Forensic casework samples are often subjected to environmental insults, such as UV, humidity, heat, and enzymes. Apart from the expression level of biomarkers, the stability of transcripts is crucial to the identification of degraded or aged biological stains in mRNA profiling. The structure of RNA molecules and RNA-binding partners might have important roles in the maintenance of their stability in cells [37]. CircRNAs have been shown to have a longer decay half-life than mRNAs in cells, which might be due to the lack of free ends. In this study, our results showed that the inclusion of circRNAs in mRNA profiling could improve the detection of ALAS2 and MMP7 in samples with artificial treatment and environmental insults. Although we did not quantify the remnants of mRNAs and circRNAs in the degraded and aged samples, PCR-CE technology can reveal a difference in the copy numbers of targets since the singleplex PCR amplification using L-primers and LC-primers is similarly efficient.
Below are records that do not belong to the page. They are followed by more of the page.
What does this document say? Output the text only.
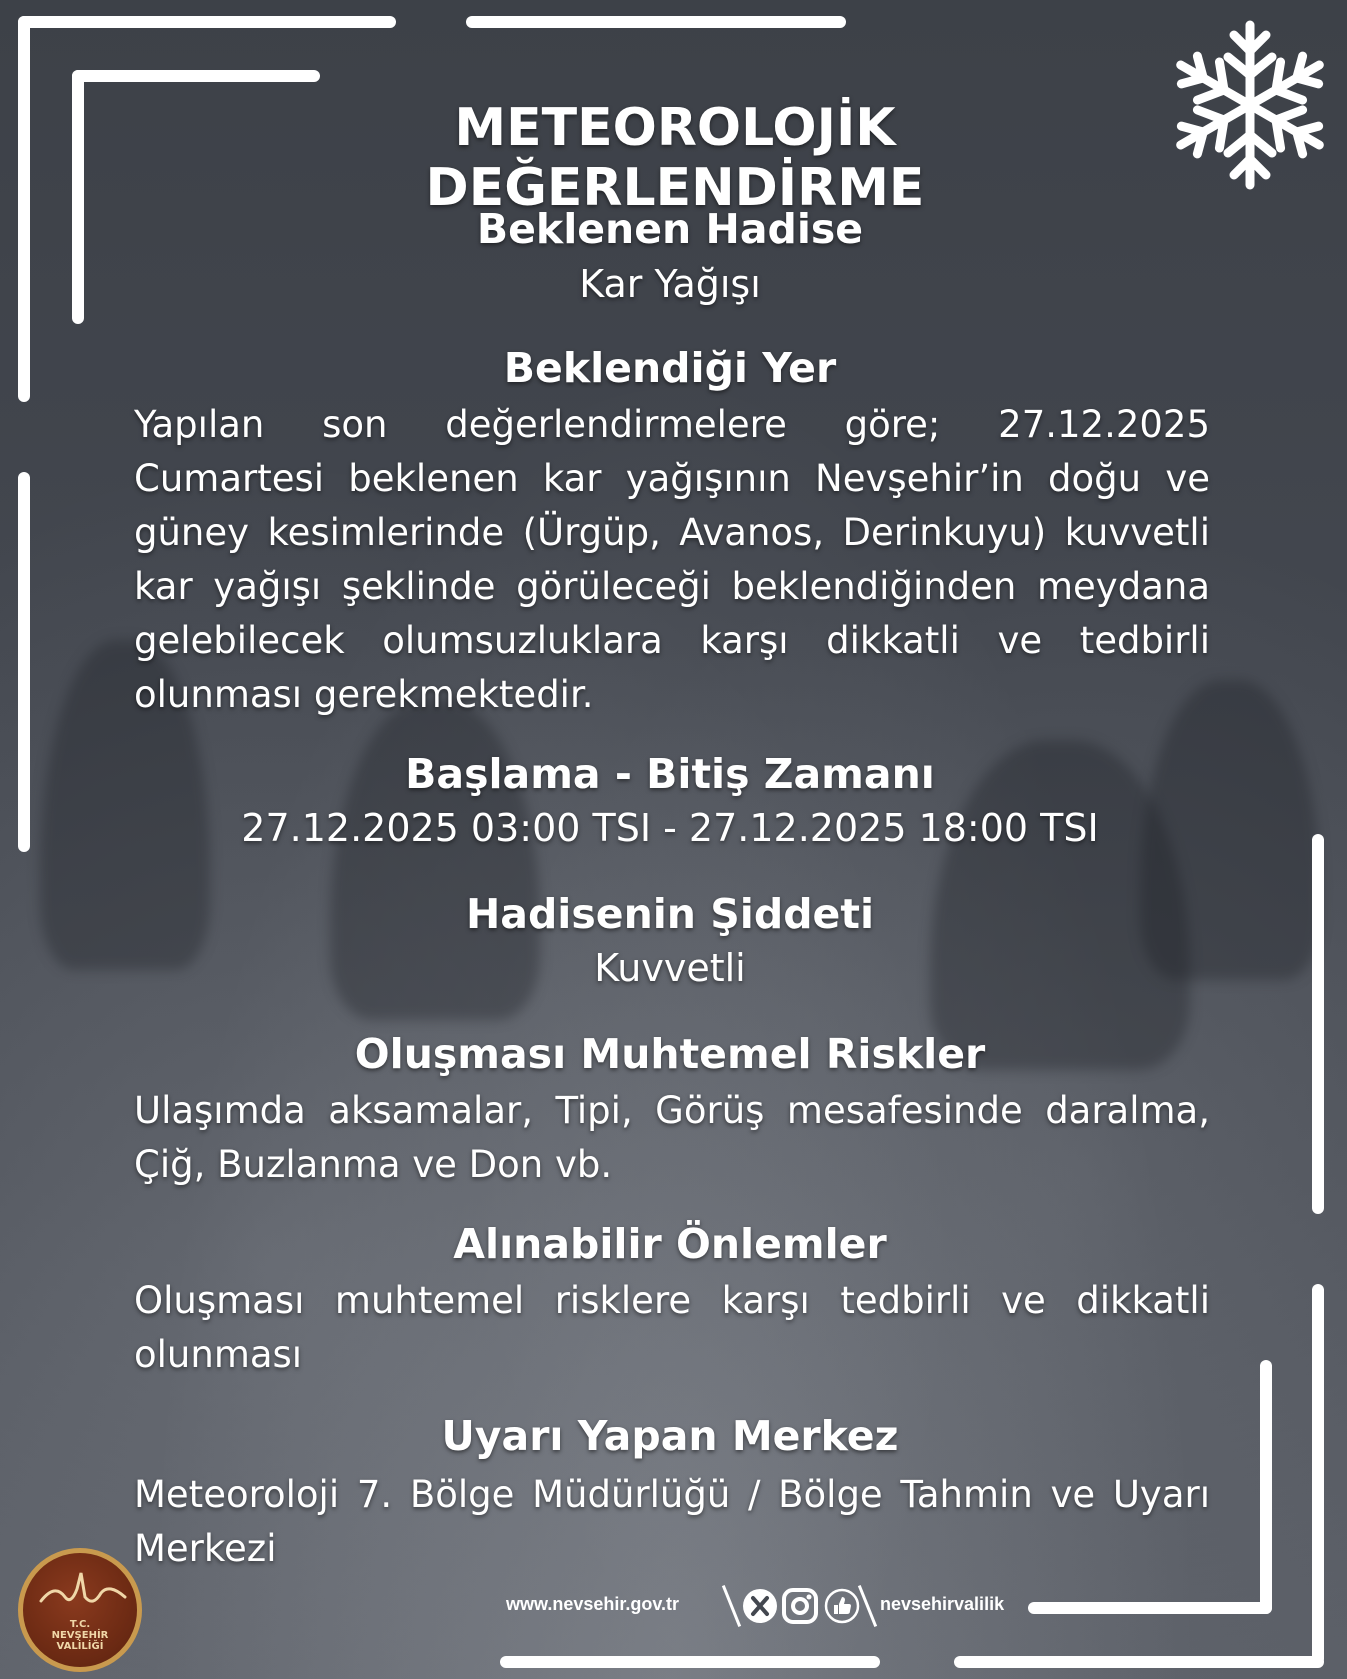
METEOROLOJİK DEĞERLENDİRME
Beklenen Hadise
Kar Yağışı
Beklendiği Yer
Yapılan son değerlendirmelere göre; 27.12.2025 Cumartesi beklenen kar yağışının Nevşehir’in doğu ve güney kesimlerinde (Ürgüp, Avanos, Derinkuyu) kuvvetli kar yağışı şeklinde görüleceği beklendiğinden meydana gelebilecek olumsuzluklara karşı dikkatli ve tedbirli olunması gerekmektedir.
Başlama - Bitiş Zamanı
27.12.2025 03:00 TSI - 27.12.2025 18:00 TSI
Hadisenin Şiddeti
Kuvvetli
Oluşması Muhtemel Riskler
Ulaşımda aksamalar, Tipi, Görüş mesafesinde daralma, Çiğ, Buzlanma ve Don vb.
Alınabilir Önlemler
Oluşması muhtemel risklere karşı tedbirli ve dikkatli olunması
Uyarı Yapan Merkez
Meteoroloji 7. Bölge Müdürlüğü / Bölge Tahmin ve Uyarı Merkezi
T.C.
NEVŞEHİR
VALİLİĞİ
www.nevsehir.gov.tr	nevsehirvalilik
The unsuccessful detection of ALAS2 and MMP7 using L-primers might result from targets with a copy number that is less than the detection limit of mRNA profiling. The improvement in the stability of biomarkers might result from the increased level of targets and the inclusion of stable transcripts.

In conclusion, the inclusion of circular transcripts in mRNA profiling might be an efficient strategy for improving the detection sensitivity and stability of biomarkers in body fluid identification. Subsequent studies should determine the expression profile of circRNAs in all of forensically relevant body fluids and characterize a set of biomarkers with the expression of circRNAs, which might help with the development of more robust multiplex assays for body fluid identification.